Odisha Health Secretary Shalini Pandit was on her toes, mobilising ambulances to the district, alerting hospitals near Balasore to be ready to receive patients, and speaking to medical colleges in Baripada and Cuttack to supplement with doctors. In three hours, she had mobilised over 250 ambulances, 50 doctors from SCB Medical College, 30-40 doctors from Baripada Medical College and a few doctors from Kendrapara and Jajpur. Collectors of neighbouring Bhadrak and Jajpur also roped in to help.

By the end of the first hour of the tragedy, 15 teams from the fire department and two ODRAF teams had already reached, with the first once reaching within 45 minutes and the number of rescue personnel swelling to 400 people by midnight.

RESPONSIBILITIES DIVIDED

The officers demarcated responsibilities in the emergency situation, such as who will be in charge of relief, who will receive the injured, and who will handle the bodies. The priority was clear – in the first stage, extract passengers who are still alive and rush them to hospitals, putting aside the dead bodies on the track for other teams to handle. For the first 45 minutes, it was primarily the local administration headed by Mr. Shinde, the local SP and the people of Bahanaga who handled the situation. The locals poured out in large numbers and using homespun means they had, rescued people by breaking glasses of the compartment, ferried the injured to the hospital, provided succor, and donated blood.

“It was pitch dark. We installed 53 light towers and generators to provide light so that the rescue operations could take place. The second task was to evacuate the injured. Actually, the evacuation of the injured started straightaway, with the local public and authorities working on it. Our strength kept increasing. With new teams arriving, we started contributing to it, said Mr Shinde.

SURVIVRS RESCUED IN FIVE HOURS

By 12 am, we had pulled out almost all the survivors. Except for two bogeys which had jumped over and were precariously perched over two other bogies, rescuers had entered all the bogies in less than four hours using plasma and gas cutters and had pulled out all the survivors by midnight.

After NDRF reached the spot, ODRAF and fire teams were given the responsibility of taking care of the survivors while NDRF was given the charge of the bodies. The rationale behind this was that the state’s own forces knew the local language while the NDRF did not.

The survivors – approximately 1,200 – were sent to hospitals in Soro, Balasore, Basudevpur, Bhadrak, PHC at Bahanaga and Jajpur, with the more critical ones referred to the district’s hospital and medical college, and to the SCB Medical College and Hospital in Cuttack. While ambulances were used for the serious patients, buses were used for those with minor injuries.

SECOND STAGE

The second stage of the rescue operation mounted by the Odisha government involved splicing open the bogeys that had turned turtle and looking for trapped survivors. “This ended at about 2 am when we were sure that we had covered the entire area. The ODRAF and the Fire Services teams used plasma cutters and hydraulic cutters to pry open these bogeys,” Shinde told Indian Masterminds.

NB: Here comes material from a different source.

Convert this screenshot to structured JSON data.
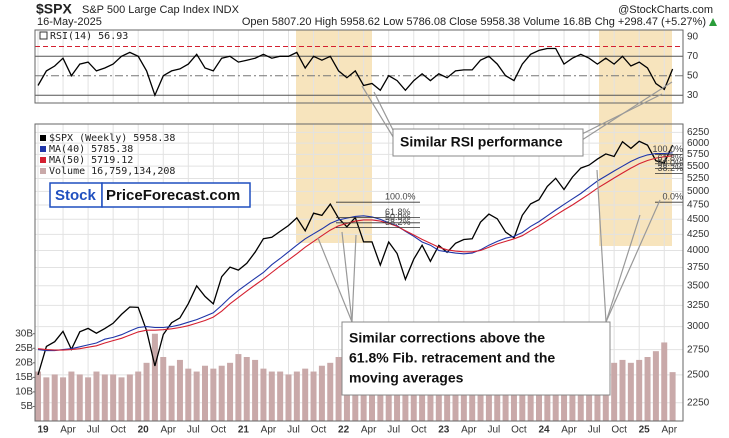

When it came to recovering bodies, the biggest challenge was retrieving those which were trapped underneath the compartments. One June 3, after Prime Minister Narendra Modi left at 4.30 pm, heavy railway lifts were used to pull those two bogeys. Twenty seven bodies were recovered from them.

In the first six hours, the injured were removed and the survivors rescued. Then, in the next three-four hours, all the bodies were taken out minus the ones underneath the compartments.

Another challenge was to preserve the 288 bodies in the sweltering Odisha weather. The state government arranged 95 ambulances to ferry 180 bodies and a green corridor was created with pilot protection, from temporary mortuaries and hospitals in Balasore to AIIMS, Bhubaneswar. The central government sent 17 professionals along with 1,000 litres of formaldehyde by a special Air Force plane to create and preserve the special 150-bed mortuary in AIIMS.

DC Balasore Shinde along with SP Sagarika Nath did not leave the spot for three days till the rescue work had ended completely.